Кого ни встретишь – всем, оказывается, живется плохо, одному Новацкому хорошо: ему интересно. Притом ни капли жизнерадостного идиотизима, напротив. Ворчит. Бывало, забежишь к ним, они с Любой питаются одним батоном, еще что-то было, только досталось собакам-кошкам, это святое. Он же подозревает, что дело не в клиническом отсутствии средств, но в неважном ведении хозяйства. И это не мешает каждый день наведываться в книжный магазин «Москва» – благо рукой подать, через дорогу.
Позвонит, вернувшись домой: Ириша, в магазине Зеленин [15] появился, сами понимаете, купить необходимо. Потом еще Глоба со своей астрологией, занятно! А какой альбом китайской эротики! Ну еще вот что: мы с вами сборник «Фольклор и этнография» пропустили, его даже добытчик Лейкин не видел.
Однажды Витя Назарити[16], ученик и сосед, принес мешок картошки, – денег, говорит, не принес, вы все равно на книги потратите.
Да как не потратить на книги? Такой библиотеки, как у Новацкого, пожалуй, и не встретишь. Фольклор, этнография, история и много чего еще… Ученый, право же, ученый мой друг Новацкий – хранитель, носитель, распространитель знаний. Знания свои в кубышку не прячет, сам добыл, сам и транжирит направо-налево, раздает всем желающим приобщиться к сокровищам. Он же, принимая от приходящих дары в виде колбасы-сыра или пирожного, никого еще не отпустил с пустыми мозгами. Чем-нибудь да загружал. Знания – это вам не шутки. И, прослышав о великой учености Новацкого, шли к нему ходоки со всех концов нашей безразмерной родины, а более всего кукольники.
Соберется, бывало, какой-нибудь режиссер из города N на кукольном театре «Колобок» ставить да и едет прямо к Новацкому, узнать, чтó ему для этого дела почитать надо по науке. За Новацким не залежится, читай, говорит, Проппа[17]. Либо же Шопенгауэра, а то еще можно вот это – «Боги, гробницы, ученые»[18], для «Колобка», говорит, в самый раз.

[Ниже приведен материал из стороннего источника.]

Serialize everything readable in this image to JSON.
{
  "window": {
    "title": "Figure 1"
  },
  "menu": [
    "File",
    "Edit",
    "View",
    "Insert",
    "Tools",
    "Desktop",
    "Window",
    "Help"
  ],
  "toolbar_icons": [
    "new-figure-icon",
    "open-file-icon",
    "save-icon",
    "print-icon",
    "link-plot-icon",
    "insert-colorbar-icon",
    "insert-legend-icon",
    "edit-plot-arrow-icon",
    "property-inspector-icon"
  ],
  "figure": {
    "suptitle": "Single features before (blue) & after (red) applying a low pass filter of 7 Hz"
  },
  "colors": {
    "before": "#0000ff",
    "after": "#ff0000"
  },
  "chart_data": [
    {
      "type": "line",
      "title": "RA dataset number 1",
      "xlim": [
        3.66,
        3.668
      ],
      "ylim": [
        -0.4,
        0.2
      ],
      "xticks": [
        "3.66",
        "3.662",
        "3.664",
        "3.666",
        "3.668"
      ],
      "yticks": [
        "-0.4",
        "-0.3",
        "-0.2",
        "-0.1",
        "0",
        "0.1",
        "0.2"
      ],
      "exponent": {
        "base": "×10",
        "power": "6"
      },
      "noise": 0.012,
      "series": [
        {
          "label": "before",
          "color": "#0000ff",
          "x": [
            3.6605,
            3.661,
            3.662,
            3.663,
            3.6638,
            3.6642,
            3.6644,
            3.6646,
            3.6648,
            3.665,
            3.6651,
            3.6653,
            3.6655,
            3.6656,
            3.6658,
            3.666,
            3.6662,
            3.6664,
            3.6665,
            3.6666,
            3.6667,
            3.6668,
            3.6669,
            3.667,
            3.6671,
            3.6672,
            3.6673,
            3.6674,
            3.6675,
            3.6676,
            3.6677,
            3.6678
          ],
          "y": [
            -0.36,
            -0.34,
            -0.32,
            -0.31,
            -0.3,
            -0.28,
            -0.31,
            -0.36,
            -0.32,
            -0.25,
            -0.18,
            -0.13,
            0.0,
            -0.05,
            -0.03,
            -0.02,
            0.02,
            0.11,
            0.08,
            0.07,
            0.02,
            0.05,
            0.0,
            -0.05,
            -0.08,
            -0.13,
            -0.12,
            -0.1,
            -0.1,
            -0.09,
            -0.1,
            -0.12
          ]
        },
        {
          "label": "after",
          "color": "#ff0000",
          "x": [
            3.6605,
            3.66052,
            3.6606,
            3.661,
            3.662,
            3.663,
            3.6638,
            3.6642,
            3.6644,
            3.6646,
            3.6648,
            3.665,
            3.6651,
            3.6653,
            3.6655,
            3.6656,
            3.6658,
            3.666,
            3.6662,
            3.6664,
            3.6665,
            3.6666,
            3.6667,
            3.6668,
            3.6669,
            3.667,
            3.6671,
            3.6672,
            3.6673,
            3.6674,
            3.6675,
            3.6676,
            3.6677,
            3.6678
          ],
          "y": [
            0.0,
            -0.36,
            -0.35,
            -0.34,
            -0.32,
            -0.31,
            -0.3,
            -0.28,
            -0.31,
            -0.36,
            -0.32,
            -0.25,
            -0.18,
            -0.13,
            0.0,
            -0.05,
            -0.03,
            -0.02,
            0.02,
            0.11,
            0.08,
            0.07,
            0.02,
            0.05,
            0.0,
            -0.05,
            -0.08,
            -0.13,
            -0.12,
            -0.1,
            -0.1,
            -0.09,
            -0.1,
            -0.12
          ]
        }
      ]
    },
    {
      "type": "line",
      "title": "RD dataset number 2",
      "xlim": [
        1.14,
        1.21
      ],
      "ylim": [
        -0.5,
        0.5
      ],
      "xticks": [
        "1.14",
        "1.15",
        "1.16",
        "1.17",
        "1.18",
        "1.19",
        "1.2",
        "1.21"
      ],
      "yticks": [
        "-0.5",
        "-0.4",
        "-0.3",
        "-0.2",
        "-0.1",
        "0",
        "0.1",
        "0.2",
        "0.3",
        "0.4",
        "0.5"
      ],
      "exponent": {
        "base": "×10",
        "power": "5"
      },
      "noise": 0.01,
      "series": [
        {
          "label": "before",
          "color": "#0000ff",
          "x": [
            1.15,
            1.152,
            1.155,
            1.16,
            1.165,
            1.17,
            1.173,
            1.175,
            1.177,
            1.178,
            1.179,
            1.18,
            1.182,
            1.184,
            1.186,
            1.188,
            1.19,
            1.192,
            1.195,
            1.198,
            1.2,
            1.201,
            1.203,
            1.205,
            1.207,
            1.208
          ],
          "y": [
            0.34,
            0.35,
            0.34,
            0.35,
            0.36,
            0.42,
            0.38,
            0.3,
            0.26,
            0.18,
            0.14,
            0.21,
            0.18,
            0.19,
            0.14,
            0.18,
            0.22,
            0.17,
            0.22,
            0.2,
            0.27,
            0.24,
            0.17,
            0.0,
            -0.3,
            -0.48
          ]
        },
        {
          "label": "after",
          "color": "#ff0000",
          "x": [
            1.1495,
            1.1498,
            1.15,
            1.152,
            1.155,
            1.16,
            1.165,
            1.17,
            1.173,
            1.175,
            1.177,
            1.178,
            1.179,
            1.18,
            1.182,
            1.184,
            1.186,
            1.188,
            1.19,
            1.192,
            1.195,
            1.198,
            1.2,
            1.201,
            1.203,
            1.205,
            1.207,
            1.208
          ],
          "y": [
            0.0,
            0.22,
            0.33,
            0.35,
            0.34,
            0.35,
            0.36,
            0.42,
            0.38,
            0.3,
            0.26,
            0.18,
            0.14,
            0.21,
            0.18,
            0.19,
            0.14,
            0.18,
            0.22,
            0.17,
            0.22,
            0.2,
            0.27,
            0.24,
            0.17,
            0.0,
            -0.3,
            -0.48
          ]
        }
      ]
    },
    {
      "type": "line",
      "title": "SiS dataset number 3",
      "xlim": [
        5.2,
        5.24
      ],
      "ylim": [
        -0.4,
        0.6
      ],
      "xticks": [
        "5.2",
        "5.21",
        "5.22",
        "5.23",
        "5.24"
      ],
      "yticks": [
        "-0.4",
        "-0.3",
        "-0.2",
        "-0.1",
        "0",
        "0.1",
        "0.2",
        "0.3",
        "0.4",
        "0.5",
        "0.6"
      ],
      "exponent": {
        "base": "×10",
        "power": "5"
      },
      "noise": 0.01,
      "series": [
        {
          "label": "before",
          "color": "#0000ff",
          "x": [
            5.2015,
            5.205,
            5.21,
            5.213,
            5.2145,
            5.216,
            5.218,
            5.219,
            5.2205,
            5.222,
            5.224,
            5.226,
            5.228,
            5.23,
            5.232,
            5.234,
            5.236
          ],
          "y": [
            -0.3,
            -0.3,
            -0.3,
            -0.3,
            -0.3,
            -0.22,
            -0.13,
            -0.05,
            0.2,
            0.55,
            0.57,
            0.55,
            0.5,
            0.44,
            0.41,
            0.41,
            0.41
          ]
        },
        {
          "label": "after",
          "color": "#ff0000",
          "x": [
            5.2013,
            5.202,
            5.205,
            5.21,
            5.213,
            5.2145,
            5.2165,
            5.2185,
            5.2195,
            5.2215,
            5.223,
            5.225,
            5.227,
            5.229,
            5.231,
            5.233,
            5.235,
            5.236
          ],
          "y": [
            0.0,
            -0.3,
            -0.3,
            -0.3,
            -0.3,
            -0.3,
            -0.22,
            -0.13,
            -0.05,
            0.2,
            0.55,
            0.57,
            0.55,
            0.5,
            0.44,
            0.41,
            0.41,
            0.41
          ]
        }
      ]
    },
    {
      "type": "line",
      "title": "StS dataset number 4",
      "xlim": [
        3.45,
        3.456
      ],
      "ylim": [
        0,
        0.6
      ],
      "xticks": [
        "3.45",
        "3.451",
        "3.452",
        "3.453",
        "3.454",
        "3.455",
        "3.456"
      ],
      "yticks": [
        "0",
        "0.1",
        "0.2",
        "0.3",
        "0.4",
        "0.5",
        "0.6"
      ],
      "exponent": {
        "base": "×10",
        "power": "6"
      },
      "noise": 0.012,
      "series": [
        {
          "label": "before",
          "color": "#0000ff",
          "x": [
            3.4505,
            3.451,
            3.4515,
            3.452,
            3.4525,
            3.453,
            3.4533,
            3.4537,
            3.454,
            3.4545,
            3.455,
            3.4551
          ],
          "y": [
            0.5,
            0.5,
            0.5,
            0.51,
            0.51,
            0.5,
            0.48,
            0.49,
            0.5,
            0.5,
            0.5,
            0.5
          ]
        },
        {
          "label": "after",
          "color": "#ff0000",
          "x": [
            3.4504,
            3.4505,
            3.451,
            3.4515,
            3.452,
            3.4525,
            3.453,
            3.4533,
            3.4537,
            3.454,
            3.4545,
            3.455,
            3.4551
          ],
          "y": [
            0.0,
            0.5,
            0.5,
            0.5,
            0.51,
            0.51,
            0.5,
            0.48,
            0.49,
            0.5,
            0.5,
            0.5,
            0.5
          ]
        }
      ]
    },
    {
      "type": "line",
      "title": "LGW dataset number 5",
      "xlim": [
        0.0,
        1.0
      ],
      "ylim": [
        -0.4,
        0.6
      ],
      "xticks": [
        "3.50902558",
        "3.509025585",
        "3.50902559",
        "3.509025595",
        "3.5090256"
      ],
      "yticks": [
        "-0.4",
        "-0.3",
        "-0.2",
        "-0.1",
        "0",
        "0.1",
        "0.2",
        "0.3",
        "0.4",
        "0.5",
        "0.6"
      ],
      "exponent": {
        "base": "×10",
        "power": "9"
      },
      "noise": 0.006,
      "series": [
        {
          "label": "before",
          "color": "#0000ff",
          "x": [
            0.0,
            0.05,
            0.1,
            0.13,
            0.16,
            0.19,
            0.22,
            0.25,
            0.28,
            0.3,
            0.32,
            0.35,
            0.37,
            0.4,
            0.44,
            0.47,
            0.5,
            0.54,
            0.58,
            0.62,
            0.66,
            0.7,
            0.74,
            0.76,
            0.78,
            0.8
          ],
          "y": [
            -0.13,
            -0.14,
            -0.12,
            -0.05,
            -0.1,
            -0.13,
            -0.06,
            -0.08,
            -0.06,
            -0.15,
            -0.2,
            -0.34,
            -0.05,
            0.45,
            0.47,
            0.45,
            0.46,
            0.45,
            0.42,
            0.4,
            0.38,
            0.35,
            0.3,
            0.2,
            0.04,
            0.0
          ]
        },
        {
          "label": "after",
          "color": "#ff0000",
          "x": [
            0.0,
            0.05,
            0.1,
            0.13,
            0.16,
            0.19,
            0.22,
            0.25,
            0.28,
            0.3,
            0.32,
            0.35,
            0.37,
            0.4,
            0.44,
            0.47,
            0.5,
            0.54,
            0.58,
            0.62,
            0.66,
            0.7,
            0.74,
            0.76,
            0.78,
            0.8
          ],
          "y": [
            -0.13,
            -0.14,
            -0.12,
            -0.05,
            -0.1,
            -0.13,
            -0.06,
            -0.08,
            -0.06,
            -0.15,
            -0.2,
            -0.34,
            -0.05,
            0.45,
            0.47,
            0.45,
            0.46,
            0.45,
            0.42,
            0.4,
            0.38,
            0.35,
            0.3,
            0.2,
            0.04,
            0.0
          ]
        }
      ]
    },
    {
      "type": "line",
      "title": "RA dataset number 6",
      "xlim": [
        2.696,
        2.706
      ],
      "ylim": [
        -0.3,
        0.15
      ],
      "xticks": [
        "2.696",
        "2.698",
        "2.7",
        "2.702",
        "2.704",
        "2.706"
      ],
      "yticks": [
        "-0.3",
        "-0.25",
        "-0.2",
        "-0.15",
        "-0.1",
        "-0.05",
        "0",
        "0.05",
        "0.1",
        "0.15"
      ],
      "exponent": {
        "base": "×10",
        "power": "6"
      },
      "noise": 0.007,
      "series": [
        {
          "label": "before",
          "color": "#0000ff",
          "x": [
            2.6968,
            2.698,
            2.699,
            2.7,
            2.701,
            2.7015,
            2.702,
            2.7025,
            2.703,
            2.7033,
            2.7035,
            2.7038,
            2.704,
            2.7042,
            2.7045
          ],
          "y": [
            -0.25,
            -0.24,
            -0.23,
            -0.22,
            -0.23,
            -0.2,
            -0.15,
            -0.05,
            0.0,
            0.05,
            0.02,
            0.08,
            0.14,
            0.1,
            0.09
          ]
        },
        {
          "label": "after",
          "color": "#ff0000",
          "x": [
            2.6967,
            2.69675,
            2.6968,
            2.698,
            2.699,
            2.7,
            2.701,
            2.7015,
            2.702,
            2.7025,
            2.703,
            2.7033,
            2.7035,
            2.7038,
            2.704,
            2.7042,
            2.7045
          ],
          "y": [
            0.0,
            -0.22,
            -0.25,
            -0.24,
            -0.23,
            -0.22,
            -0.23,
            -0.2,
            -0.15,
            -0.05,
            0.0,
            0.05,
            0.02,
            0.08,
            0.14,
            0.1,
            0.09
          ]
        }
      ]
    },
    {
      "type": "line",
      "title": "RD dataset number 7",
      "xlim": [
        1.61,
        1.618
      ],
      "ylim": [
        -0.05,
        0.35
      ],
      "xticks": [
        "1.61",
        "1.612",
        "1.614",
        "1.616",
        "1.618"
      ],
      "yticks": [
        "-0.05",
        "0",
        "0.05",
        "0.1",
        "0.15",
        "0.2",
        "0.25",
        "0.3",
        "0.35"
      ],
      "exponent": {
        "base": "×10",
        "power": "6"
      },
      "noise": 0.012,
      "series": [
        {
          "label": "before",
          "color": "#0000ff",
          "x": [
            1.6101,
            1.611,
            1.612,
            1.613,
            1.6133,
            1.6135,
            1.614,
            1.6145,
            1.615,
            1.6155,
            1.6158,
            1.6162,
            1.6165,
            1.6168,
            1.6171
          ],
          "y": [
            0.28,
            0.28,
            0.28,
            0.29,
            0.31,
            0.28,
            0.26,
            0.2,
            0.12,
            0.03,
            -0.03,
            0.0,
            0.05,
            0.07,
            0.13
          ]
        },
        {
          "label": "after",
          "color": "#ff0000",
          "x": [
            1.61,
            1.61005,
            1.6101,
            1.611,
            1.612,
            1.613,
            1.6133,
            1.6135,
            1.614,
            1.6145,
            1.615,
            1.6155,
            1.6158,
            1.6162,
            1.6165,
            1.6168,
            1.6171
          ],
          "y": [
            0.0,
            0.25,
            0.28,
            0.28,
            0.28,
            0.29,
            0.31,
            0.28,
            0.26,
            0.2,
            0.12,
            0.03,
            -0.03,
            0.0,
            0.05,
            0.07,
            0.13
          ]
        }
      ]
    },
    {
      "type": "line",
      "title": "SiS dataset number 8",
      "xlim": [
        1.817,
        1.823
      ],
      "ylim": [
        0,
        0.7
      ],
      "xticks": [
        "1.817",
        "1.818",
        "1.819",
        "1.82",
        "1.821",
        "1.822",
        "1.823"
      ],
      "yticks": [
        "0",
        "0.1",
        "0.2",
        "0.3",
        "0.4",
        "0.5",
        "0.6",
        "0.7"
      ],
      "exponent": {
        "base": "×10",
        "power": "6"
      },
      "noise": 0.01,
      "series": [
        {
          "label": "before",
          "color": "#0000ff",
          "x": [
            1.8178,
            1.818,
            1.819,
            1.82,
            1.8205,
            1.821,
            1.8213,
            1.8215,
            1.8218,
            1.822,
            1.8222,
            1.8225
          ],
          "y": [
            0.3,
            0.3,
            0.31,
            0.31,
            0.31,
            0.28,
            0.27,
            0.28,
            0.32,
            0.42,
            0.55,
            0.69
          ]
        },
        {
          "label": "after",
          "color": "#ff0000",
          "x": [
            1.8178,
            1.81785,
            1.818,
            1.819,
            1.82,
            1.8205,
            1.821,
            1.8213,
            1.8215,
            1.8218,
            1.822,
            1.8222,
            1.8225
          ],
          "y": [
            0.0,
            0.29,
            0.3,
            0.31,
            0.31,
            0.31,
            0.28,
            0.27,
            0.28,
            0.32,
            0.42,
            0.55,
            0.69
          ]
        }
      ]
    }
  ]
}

Я же навсегда запомню дивную картину: сидит наш Учитель, лекцию читает одному-единственному лицу, лицо же японское, скульптор Куми Сасаки из Токио. Только она авангардист, потому родная старина ей ни к чему. До встречи с Новацким, разумеется. Потом они спектакль сделали изумительный – «Каваримэ». Кукол, правда, не было, но были объекты, Новацкий-режиссер с ними справился запросто. Спектакли были прелести непередаваемой. Он, к слову, если брался за режиссуру, то и был в этом деле эдаким матерым.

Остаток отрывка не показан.